Our core Assess, Pilot, Scale engagement delivered inside individual portfolio companies, with the owner as sponsor. Workflow redesign, measured pilots in live operations, governance that holds up at board level, and outcomes expressed in the language of the value creation plan: revenue growth, margin expansion, and capability the next owner will pay for.
Building the firm's shared AI capability: the skills library, the playbooks, the training, the governance standard, and the mechanics for portfolio companies to contribute improvements back. Includes embedding AI adoption into the firm's onboarding standard so every new acquisition starts from the playbook rather than from zero.

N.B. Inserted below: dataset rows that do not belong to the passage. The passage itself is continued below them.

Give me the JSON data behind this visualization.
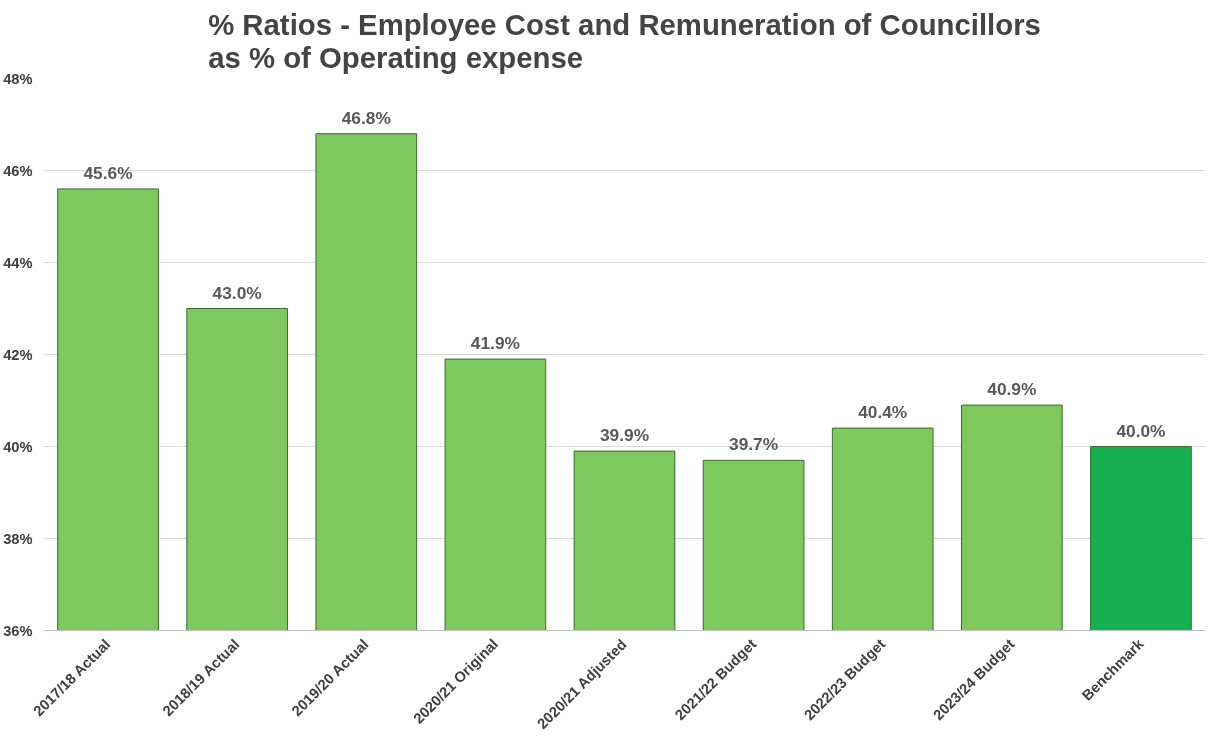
{
  "chart_data": {
    "type": "bar",
    "title": "% Ratios - Employee Cost and Remuneration of Councillors as % of Operating expense",
    "categories": [
      "2017/18 Actual",
      "2018/19 Actual",
      "2019/20 Actual",
      "2020/21 Original",
      "2020/21 Adjusted",
      "2021/22 Budget",
      "2022/23 Budget",
      "2023/24 Budget",
      "Benchmark"
    ],
    "values": [
      45.6,
      43.0,
      46.8,
      41.9,
      39.9,
      39.7,
      40.4,
      40.9,
      40.0
    ],
    "value_labels": [
      "45.6%",
      "43.0%",
      "46.8%",
      "41.9%",
      "39.9%",
      "39.7%",
      "40.4%",
      "40.9%",
      "40.0%"
    ],
    "colors": [
      "#7dc95e",
      "#7dc95e",
      "#7dc95e",
      "#7dc95e",
      "#7dc95e",
      "#7dc95e",
      "#7dc95e",
      "#7dc95e",
      "#14b14e"
    ],
    "ylim": [
      36,
      48
    ],
    "yticks": [
      {
        "value": 36,
        "label": "36%"
      },
      {
        "value": 38,
        "label": "38%"
      },
      {
        "value": 40,
        "label": "40%"
      },
      {
        "value": 42,
        "label": "42%"
      },
      {
        "value": 44,
        "label": "44%"
      },
      {
        "value": 46,
        "label": "46%"
      },
      {
        "value": 48,
        "label": "48%"
      }
    ],
    "grid": "y"
  }
}
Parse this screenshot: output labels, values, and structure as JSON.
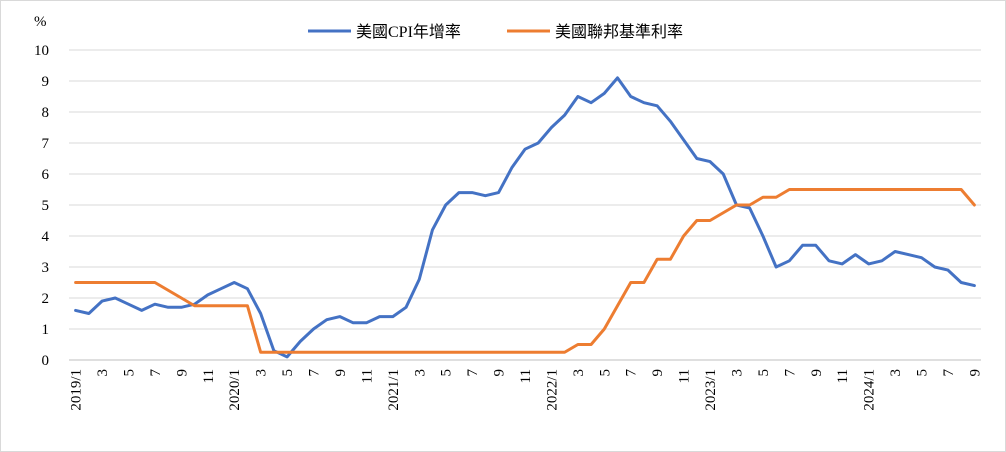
{
  "chart_data": {
    "type": "line",
    "unit_label": "%",
    "ylim": [
      0,
      10
    ],
    "y_ticks": [
      "0",
      "1",
      "2",
      "3",
      "4",
      "5",
      "6",
      "7",
      "8",
      "9",
      "10"
    ],
    "x_tick_labels": [
      "2019/1",
      "3",
      "5",
      "7",
      "9",
      "11",
      "2020/1",
      "3",
      "5",
      "7",
      "9",
      "11",
      "2021/1",
      "3",
      "5",
      "7",
      "9",
      "11",
      "2022/1",
      "3",
      "5",
      "7",
      "9",
      "11",
      "2023/1",
      "3",
      "5",
      "7",
      "9",
      "11",
      "2024/1",
      "3",
      "5",
      "7",
      "9"
    ],
    "grid": true,
    "legend_position": "top",
    "series": [
      {
        "name": "美國CPI年增率",
        "color": "#4472C4",
        "values": [
          1.6,
          1.5,
          1.9,
          2.0,
          1.8,
          1.6,
          1.8,
          1.7,
          1.7,
          1.8,
          2.1,
          2.3,
          2.5,
          2.3,
          1.5,
          0.3,
          0.1,
          0.6,
          1.0,
          1.3,
          1.4,
          1.2,
          1.2,
          1.4,
          1.4,
          1.7,
          2.6,
          4.2,
          5.0,
          5.4,
          5.4,
          5.3,
          5.4,
          6.2,
          6.8,
          7.0,
          7.5,
          7.9,
          8.5,
          8.3,
          8.6,
          9.1,
          8.5,
          8.3,
          8.2,
          7.7,
          7.1,
          6.5,
          6.4,
          6.0,
          5.0,
          4.9,
          4.0,
          3.0,
          3.2,
          3.7,
          3.7,
          3.2,
          3.1,
          3.4,
          3.1,
          3.2,
          3.5,
          3.4,
          3.3,
          3.0,
          2.9,
          2.5,
          2.4
        ]
      },
      {
        "name": "美國聯邦基準利率",
        "color": "#ED7D31",
        "values": [
          2.5,
          2.5,
          2.5,
          2.5,
          2.5,
          2.5,
          2.5,
          2.25,
          2.0,
          1.75,
          1.75,
          1.75,
          1.75,
          1.75,
          0.25,
          0.25,
          0.25,
          0.25,
          0.25,
          0.25,
          0.25,
          0.25,
          0.25,
          0.25,
          0.25,
          0.25,
          0.25,
          0.25,
          0.25,
          0.25,
          0.25,
          0.25,
          0.25,
          0.25,
          0.25,
          0.25,
          0.25,
          0.25,
          0.5,
          0.5,
          1.0,
          1.75,
          2.5,
          2.5,
          3.25,
          3.25,
          4.0,
          4.5,
          4.5,
          4.75,
          5.0,
          5.0,
          5.25,
          5.25,
          5.5,
          5.5,
          5.5,
          5.5,
          5.5,
          5.5,
          5.5,
          5.5,
          5.5,
          5.5,
          5.5,
          5.5,
          5.5,
          5.5,
          5.0
        ]
      }
    ]
  }
}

AI readiness assessment of targets as a defined diligence workstream, and AI-readiness work ahead of exit: documenting the operating model, evidencing adoption and attributing impact so the AI story strengthens the equity story rather than inviting a discount.
A retained engagement, typically one to three days per month, providing the AI operating capability the largest funds hire full-time. Sitting alongside deal partners and management teams: reviewing portfolio AI progress, unblocking stalled initiatives, advising on AI questions in live deals, and steering the standardisation programme. Senior enough for the investment committee, hands-on enough for a management team.
Structured AI value creation for mid-market PE, from an operator who has delivered the transformation inside a portfolio-scale software business and runs his own firm on the model.